Wingfield, J. L., Mekonnen, B., Mengoni, I., Liu, P., Jordan, M. A., Diener, D. R., et al. (2021). In vivo imaging shows continued association of several IFT-A, IFT-B and dynein complexes while IFT trains U-turn at the tip. Journal of cell science, 134(18): jcs.259010. doi:10.1242/jcs.259010.

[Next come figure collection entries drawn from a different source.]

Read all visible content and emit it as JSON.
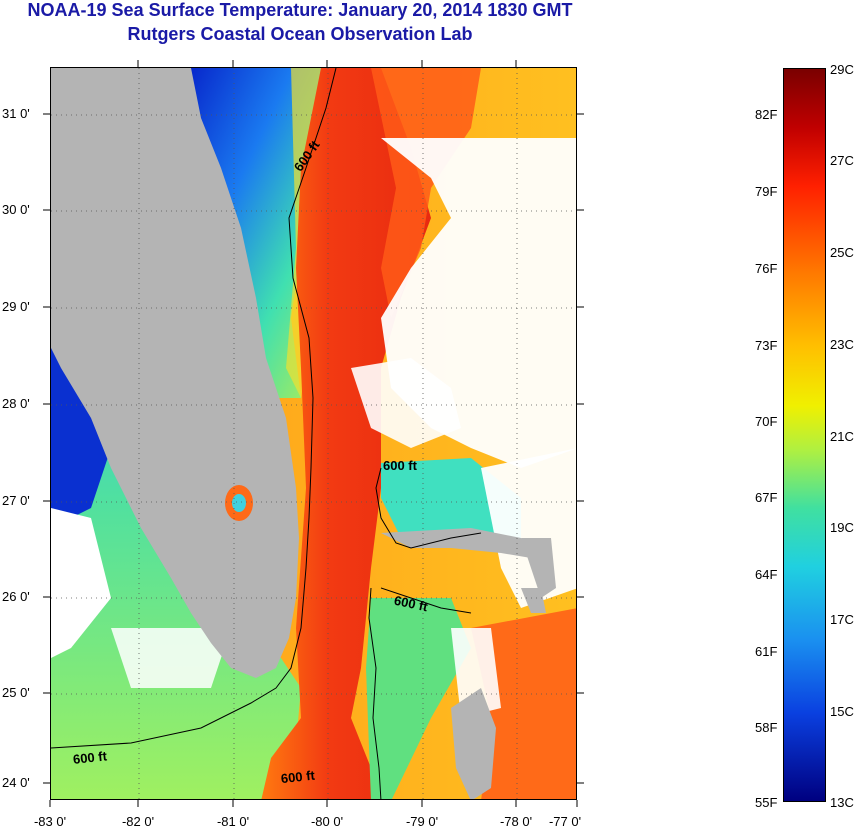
{
  "header": {
    "title": "NOAA-19 Sea Surface Temperature:  January 20, 2014 1830 GMT",
    "subtitle": "Rutgers Coastal Ocean Observation Lab"
  },
  "map": {
    "lat_ticks": [
      "24 0'",
      "25 0'",
      "26 0'",
      "27 0'",
      "28 0'",
      "29 0'",
      "30 0'",
      "31 0'"
    ],
    "lon_ticks": [
      "-83 0'",
      "-82 0'",
      "-81 0'",
      "-80 0'",
      "-79 0'",
      "-78 0'",
      "-77 0'"
    ],
    "contour_label": "600 ft",
    "colors": {
      "land": "#b4b4b4",
      "cloud": "#ffffff",
      "gulf_stream": "#f03a10",
      "shelf_cold": "#0a2bd8",
      "shelf_mid": "#20d8c8"
    }
  },
  "colorbar": {
    "celsius_labels": [
      "29C",
      "27C",
      "25C",
      "23C",
      "21C",
      "19C",
      "17C",
      "15C",
      "13C"
    ],
    "fahrenheit_labels": [
      "82F",
      "79F",
      "76F",
      "73F",
      "70F",
      "67F",
      "64F",
      "61F",
      "58F",
      "55F"
    ],
    "min_c": 13,
    "max_c": 29
  }
}
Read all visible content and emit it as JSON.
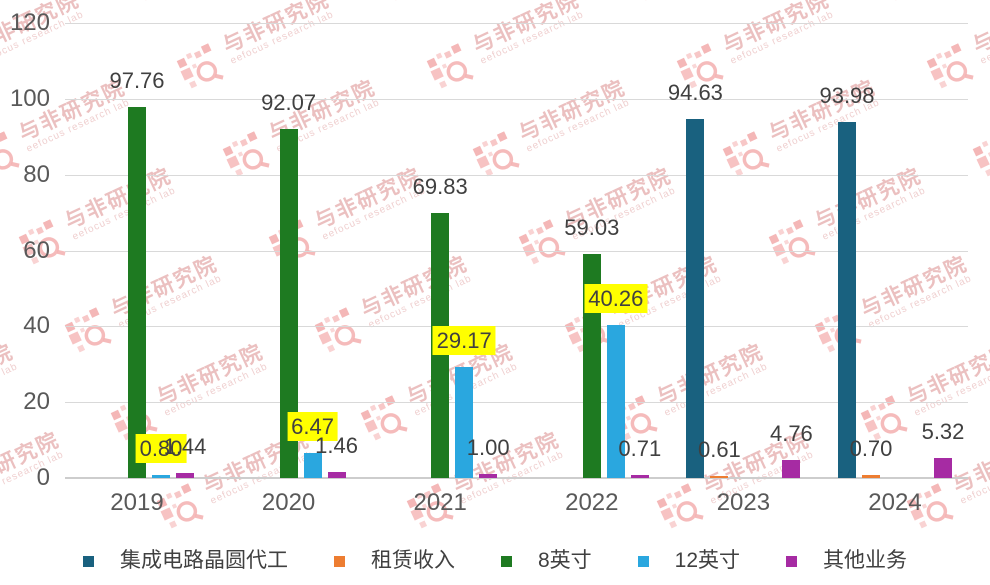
{
  "chart_data": {
    "type": "bar",
    "title": "",
    "xlabel": "",
    "ylabel": "",
    "categories": [
      "2019",
      "2020",
      "2021",
      "2022",
      "2023",
      "2024"
    ],
    "series": [
      {
        "name": "集成电路晶圆代工",
        "color": "#19617F",
        "values": [
          null,
          null,
          null,
          null,
          94.63,
          93.98
        ],
        "labels": [
          "",
          "",
          "",
          "",
          "94.63",
          "93.98"
        ],
        "highlight": false
      },
      {
        "name": "租赁收入",
        "color": "#ED7D31",
        "values": [
          null,
          null,
          null,
          null,
          0.61,
          0.7
        ],
        "labels": [
          "",
          "",
          "",
          "",
          "0.61",
          "0.70"
        ],
        "highlight": false
      },
      {
        "name": "8英寸",
        "color": "#1E7A21",
        "values": [
          97.76,
          92.07,
          69.83,
          59.03,
          null,
          null
        ],
        "labels": [
          "97.76",
          "92.07",
          "69.83",
          "59.03",
          "",
          ""
        ],
        "highlight": false
      },
      {
        "name": "12英寸",
        "color": "#2AA7DF",
        "values": [
          0.8,
          6.47,
          29.17,
          40.26,
          null,
          null
        ],
        "labels": [
          "0.80",
          "6.47",
          "29.17",
          "40.26",
          "",
          ""
        ],
        "highlight": true,
        "highlight_color": "#FFFF00"
      },
      {
        "name": "其他业务",
        "color": "#A62BA3",
        "values": [
          1.44,
          1.46,
          1.0,
          0.71,
          4.76,
          5.32
        ],
        "labels": [
          "1.44",
          "1.46",
          "1.00",
          "0.71",
          "4.76",
          "5.32"
        ],
        "highlight": false
      }
    ],
    "ylim": [
      0,
      120
    ],
    "yticks": [
      0,
      20,
      40,
      60,
      80,
      100,
      120
    ],
    "grid": true,
    "legend_position": "bottom",
    "colors": {
      "gridline": "#D9D9D9",
      "axis_line": "#CDCDCD",
      "tick_label": "#595959",
      "value_label": "#404040",
      "highlight_bg": "#FFFF00"
    }
  },
  "watermark": {
    "brand": "与非研究院",
    "subtitle": "eefocus research lab",
    "color": "#D98383"
  }
}
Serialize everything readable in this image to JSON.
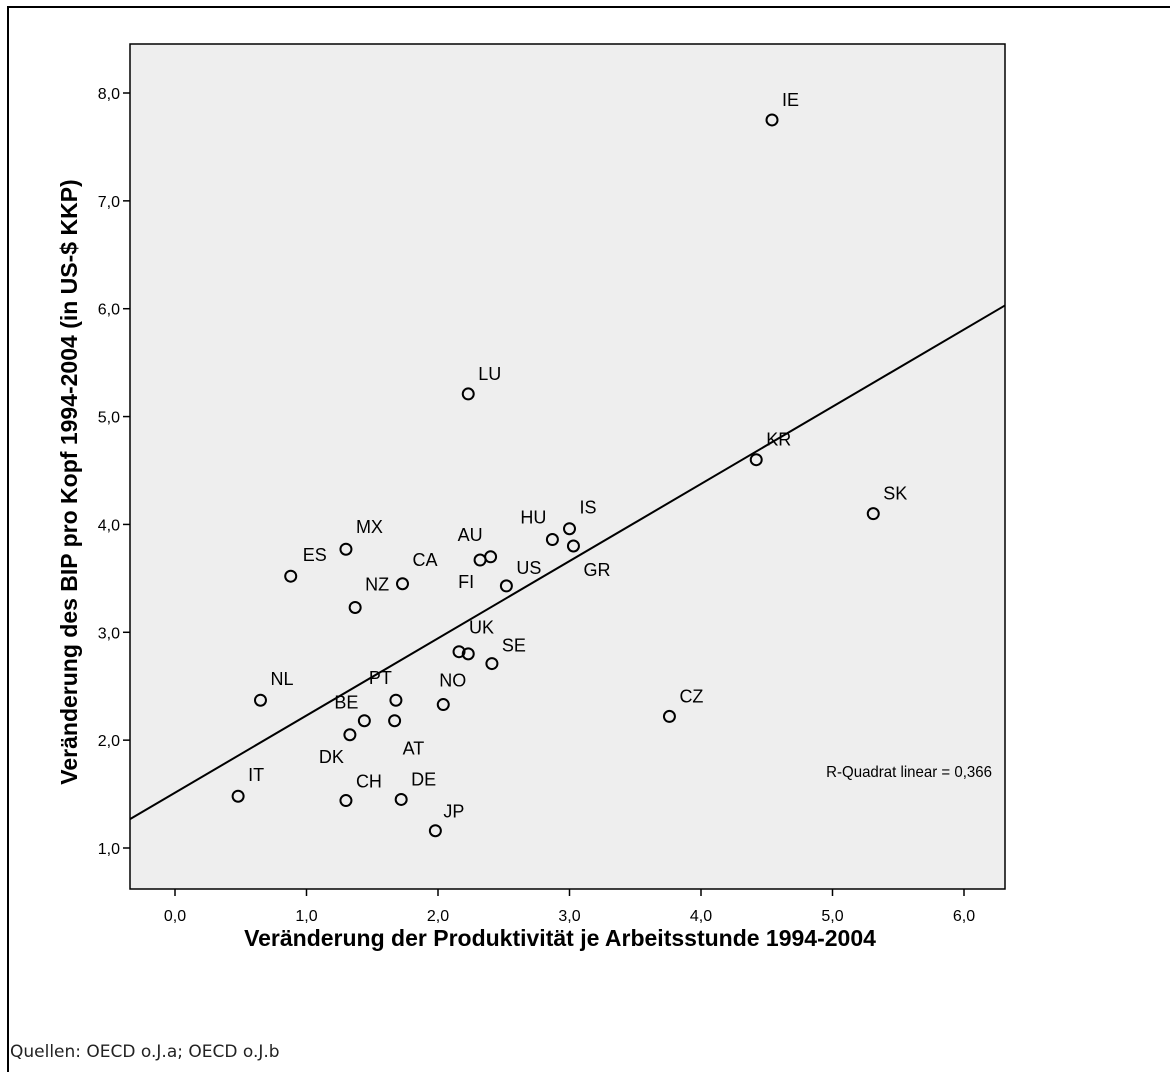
{
  "chart_data": {
    "type": "scatter",
    "xlabel": "Veränderung der Produktivität je Arbeitsstunde 1994-2004",
    "ylabel": "Veränderung des BIP pro Kopf 1994-2004 (in US-$ KKP)",
    "xlim": [
      -0.34,
      6.34
    ],
    "ylim": [
      0.6,
      8.5
    ],
    "xticks": [
      0.0,
      1.0,
      2.0,
      3.0,
      4.0,
      5.0,
      6.0
    ],
    "yticks": [
      1.0,
      2.0,
      3.0,
      4.0,
      5.0,
      6.0,
      7.0,
      8.0
    ],
    "xtick_labels": [
      "0,0",
      "1,0",
      "2,0",
      "3,0",
      "4,0",
      "5,0",
      "6,0"
    ],
    "ytick_labels": [
      "1,0",
      "2,0",
      "3,0",
      "4,0",
      "5,0",
      "6,0",
      "7,0",
      "8,0"
    ],
    "grid": false,
    "background": "#eeeeee",
    "points": [
      {
        "label": "IE",
        "x": 4.54,
        "y": 7.75
      },
      {
        "label": "LU",
        "x": 2.23,
        "y": 5.21
      },
      {
        "label": "KR",
        "x": 4.42,
        "y": 4.6
      },
      {
        "label": "SK",
        "x": 5.31,
        "y": 4.1
      },
      {
        "label": "IS",
        "x": 3.0,
        "y": 3.96
      },
      {
        "label": "HU",
        "x": 2.87,
        "y": 3.86
      },
      {
        "label": "GR",
        "x": 3.03,
        "y": 3.8
      },
      {
        "label": "MX",
        "x": 1.3,
        "y": 3.77
      },
      {
        "label": "AU",
        "x": 2.4,
        "y": 3.7
      },
      {
        "label": "FI",
        "x": 2.32,
        "y": 3.67
      },
      {
        "label": "ES",
        "x": 0.88,
        "y": 3.52
      },
      {
        "label": "CA",
        "x": 1.73,
        "y": 3.45
      },
      {
        "label": "US",
        "x": 2.52,
        "y": 3.43
      },
      {
        "label": "NZ",
        "x": 1.37,
        "y": 3.23
      },
      {
        "label": "UK",
        "x": 2.16,
        "y": 2.82
      },
      {
        "label": "UK",
        "x": 2.23,
        "y": 2.8
      },
      {
        "label": "SE",
        "x": 2.41,
        "y": 2.71
      },
      {
        "label": "NL",
        "x": 0.65,
        "y": 2.37
      },
      {
        "label": "PT",
        "x": 1.68,
        "y": 2.37
      },
      {
        "label": "NO",
        "x": 2.04,
        "y": 2.33
      },
      {
        "label": "CZ",
        "x": 3.76,
        "y": 2.22
      },
      {
        "label": "BE",
        "x": 1.44,
        "y": 2.18
      },
      {
        "label": "AT",
        "x": 1.67,
        "y": 2.18
      },
      {
        "label": "DK",
        "x": 1.33,
        "y": 2.05
      },
      {
        "label": "IT",
        "x": 0.48,
        "y": 1.48
      },
      {
        "label": "CH",
        "x": 1.3,
        "y": 1.44
      },
      {
        "label": "DE",
        "x": 1.72,
        "y": 1.45
      },
      {
        "label": "JP",
        "x": 1.98,
        "y": 1.16
      }
    ],
    "fit_line": {
      "intercept": 1.51,
      "slope": 0.713
    },
    "annotation": "R-Quadrat linear = 0,366"
  },
  "source": "Quellen: OECD o.J.a; OECD o.J.b"
}
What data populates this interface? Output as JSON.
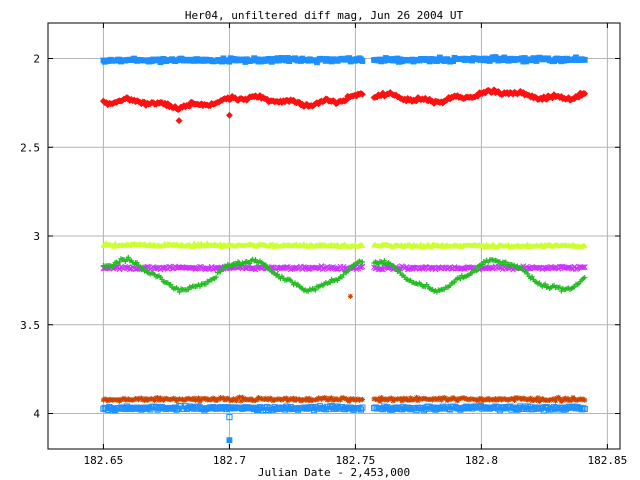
{
  "chart_data": {
    "type": "scatter",
    "title": "Her04, unfiltered diff mag, Jun 26 2004 UT",
    "xlabel": "Julian Date - 2,453,000",
    "ylabel": "",
    "xlim": [
      182.628,
      182.855
    ],
    "ylim": [
      4.2,
      1.8
    ],
    "y_inverted": true,
    "grid": true,
    "legend": "none",
    "x_ticks": [
      "182.65",
      "182.7",
      "182.75",
      "182.8",
      "182.85"
    ],
    "y_ticks": [
      "2",
      "2.5",
      "3",
      "3.5",
      "4"
    ],
    "x_range": [
      182.65,
      182.841
    ],
    "gap": [
      182.753,
      182.757
    ],
    "series": [
      {
        "color": "#1e8fff",
        "marker": "square",
        "baseline": 2.01,
        "trend": -0.005,
        "wave_amp": 0.0,
        "noise": 0.015,
        "outliers": [
          {
            "x": 182.7,
            "y": 4.15
          }
        ]
      },
      {
        "color": "#ff1010",
        "marker": "diamond",
        "baseline": 2.26,
        "trend": -0.06,
        "wave_amp": 0.02,
        "noise": 0.015,
        "outliers": [
          {
            "x": 182.68,
            "y": 2.35
          },
          {
            "x": 182.7,
            "y": 2.32
          }
        ]
      },
      {
        "color": "#ccff33",
        "marker": "triangle",
        "baseline": 3.05,
        "trend": 0.005,
        "wave_amp": 0.0,
        "noise": 0.012,
        "outliers": []
      },
      {
        "color": "#cc33ff",
        "marker": "x",
        "baseline": 3.18,
        "trend": 0.0,
        "wave_amp": 0.0,
        "noise": 0.012,
        "outliers": []
      },
      {
        "color": "#22bb22",
        "marker": "plus",
        "baseline": 3.22,
        "trend": 0.0,
        "wave_amp": 0.08,
        "noise": 0.015,
        "outliers": []
      },
      {
        "color": "#cc4400",
        "marker": "star",
        "baseline": 3.92,
        "trend": 0.0,
        "wave_amp": 0.0,
        "noise": 0.015,
        "outliers": [
          {
            "x": 182.748,
            "y": 3.34
          }
        ]
      },
      {
        "color": "#1e8fff",
        "marker": "square-open",
        "baseline": 3.97,
        "trend": 0.0,
        "wave_amp": 0.0,
        "noise": 0.015,
        "outliers": [
          {
            "x": 182.7,
            "y": 4.02
          }
        ]
      }
    ]
  }
}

Cite as: https://hdl.handle.net/21.11116/0000-000A-0B95-2

Abstract

Flagellar assembly depends on intraflagellar transport (IFT), a bidirectional motility of protein carriers, the IFT trains. The trains are periodic assemblies of IFT-A and IFT-B subcomplexes and the motors kinesin-2 and IFT dynein. At the tip, anterograde trains are remodeled for retrograde IFT, a process that in Chlamydomonas involves kinesin-2 release and train fragmentation. However, the degree of train disassembly at the tip remains unknown. Here, we performed two-color imaging of fluorescent protein-tagged IFT components, which indicates that IFT-A and IFT-B proteins from a given anterograde train usually return in the same set of retrograde trains. Similarly, concurrent turnaround was typical for IFT-B proteins and the IFT dynein subunit D1bLIC-GFP but severance was observed as well. Our data support a simple model of IFT turnaround, in which IFT-A, IFT-B and IFT dynein typically remain associated at the tip and segments of the anterograde trains convert directly into retrograde trains. Continuous association of IFT-A, IFT-B and IFT dynein during tip remodeling could balance protein entry and exit, preventing the build-up of IFT material in flagella.